Our super financially successful clinic chain is owned by these Jane Hayward and Karen Ballantine people, who we were told a while back were partners, but I’m still not entirely sure if we’re supposed to be reading that as business partners or Farris congratulating himself on subtly hinting that they’re romantic partners as well. I don’t know how his readers in 1997 would have taken it. Anyway, the only thing we really know about them other than that they’re money grubbers who are constantly on Rhonda’s case about no-shows is that Karen is 5’4”, 190, which we know is supposed to be obese because she didn’t just sit down, she dropped her frame into a chair. I guess this means that Farris is going with the “feminists are fat and ugly” stereotype.

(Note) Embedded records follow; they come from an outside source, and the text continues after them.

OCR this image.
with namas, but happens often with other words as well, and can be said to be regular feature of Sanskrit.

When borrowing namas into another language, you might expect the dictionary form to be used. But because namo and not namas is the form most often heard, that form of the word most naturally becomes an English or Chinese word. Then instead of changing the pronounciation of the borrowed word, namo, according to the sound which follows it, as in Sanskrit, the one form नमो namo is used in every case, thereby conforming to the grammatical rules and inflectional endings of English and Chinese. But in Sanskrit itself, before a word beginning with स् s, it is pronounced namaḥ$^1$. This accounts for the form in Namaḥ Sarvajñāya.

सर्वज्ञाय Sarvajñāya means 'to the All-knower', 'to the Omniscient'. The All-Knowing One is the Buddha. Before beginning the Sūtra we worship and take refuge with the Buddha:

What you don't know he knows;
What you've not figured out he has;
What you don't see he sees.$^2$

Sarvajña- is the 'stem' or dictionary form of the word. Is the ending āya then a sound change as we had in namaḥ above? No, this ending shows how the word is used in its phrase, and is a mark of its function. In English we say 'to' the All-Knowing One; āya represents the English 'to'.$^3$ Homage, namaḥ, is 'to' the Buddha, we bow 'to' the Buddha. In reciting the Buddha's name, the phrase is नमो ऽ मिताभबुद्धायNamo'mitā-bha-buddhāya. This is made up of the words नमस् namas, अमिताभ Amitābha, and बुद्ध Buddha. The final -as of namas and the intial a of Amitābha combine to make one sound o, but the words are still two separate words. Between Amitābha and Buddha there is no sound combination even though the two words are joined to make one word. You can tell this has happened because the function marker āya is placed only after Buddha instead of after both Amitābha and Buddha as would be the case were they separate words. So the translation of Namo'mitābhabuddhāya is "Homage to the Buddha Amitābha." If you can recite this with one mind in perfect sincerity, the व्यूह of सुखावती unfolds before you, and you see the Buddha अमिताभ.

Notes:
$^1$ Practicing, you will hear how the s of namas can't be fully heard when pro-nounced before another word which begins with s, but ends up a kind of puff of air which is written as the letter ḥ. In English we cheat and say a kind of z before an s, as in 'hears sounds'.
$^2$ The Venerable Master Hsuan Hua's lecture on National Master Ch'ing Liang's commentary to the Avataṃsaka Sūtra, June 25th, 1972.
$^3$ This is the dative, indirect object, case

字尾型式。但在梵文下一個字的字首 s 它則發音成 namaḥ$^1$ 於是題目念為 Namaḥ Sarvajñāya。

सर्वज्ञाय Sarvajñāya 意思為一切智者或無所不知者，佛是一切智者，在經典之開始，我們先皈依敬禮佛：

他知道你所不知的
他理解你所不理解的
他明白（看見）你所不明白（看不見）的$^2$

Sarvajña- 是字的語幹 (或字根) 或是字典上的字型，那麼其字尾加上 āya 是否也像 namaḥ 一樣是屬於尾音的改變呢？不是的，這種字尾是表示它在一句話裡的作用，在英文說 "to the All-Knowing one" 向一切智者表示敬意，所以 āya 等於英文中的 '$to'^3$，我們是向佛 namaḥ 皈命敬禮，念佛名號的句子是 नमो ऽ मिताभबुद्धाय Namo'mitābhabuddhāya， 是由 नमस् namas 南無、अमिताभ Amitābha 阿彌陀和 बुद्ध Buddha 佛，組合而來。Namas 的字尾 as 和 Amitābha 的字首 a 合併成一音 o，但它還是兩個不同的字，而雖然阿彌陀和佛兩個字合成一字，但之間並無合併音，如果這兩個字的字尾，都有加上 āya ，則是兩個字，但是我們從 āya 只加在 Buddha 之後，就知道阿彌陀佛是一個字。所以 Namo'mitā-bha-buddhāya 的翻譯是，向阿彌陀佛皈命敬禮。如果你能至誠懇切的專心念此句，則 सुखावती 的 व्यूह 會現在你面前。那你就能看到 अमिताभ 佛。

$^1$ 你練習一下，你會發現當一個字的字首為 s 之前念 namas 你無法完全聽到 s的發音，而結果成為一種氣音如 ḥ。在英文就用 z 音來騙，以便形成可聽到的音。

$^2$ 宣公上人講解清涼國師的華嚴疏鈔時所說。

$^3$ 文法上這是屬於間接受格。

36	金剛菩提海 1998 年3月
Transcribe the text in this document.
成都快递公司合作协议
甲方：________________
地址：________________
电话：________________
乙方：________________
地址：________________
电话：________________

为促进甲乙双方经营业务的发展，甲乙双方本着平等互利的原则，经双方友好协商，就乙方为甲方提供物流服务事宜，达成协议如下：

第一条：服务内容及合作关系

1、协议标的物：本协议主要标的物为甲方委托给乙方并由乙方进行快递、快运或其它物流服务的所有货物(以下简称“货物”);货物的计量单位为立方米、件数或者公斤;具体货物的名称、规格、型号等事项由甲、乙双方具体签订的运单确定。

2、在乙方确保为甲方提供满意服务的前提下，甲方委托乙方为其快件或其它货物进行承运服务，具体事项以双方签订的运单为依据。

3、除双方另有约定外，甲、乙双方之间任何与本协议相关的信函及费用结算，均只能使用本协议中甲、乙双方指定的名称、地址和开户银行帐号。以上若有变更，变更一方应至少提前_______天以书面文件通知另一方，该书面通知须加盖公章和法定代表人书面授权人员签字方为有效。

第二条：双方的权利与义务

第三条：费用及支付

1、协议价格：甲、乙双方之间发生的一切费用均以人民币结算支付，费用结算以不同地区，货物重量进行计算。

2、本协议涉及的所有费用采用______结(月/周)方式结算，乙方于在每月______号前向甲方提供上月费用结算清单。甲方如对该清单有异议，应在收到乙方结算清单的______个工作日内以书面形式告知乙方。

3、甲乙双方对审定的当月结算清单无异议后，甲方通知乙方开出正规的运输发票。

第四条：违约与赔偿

Turns out that Mysterious Vince doctored the tape he took of the confrontation he goaded the college student protesters into, adding some chanting of “baby killer, baby killer, baby killer” and making it look like the protesters are blocking access to the driveway. He admits in front of the (super high priced) attorney that the tape is doctored, which, oh, I don’t know, is the kind of thing an attorney can get into major trouble for knowingly admitting into evidence. Because a name partner at a big prestige firm is willing to risk his professional career to pull a stunt like that.
Next chapter our Merry Band of Protesters gets served with injunctions and RICO lawsuits and I’m super excited because I know all about RICO in cases like this!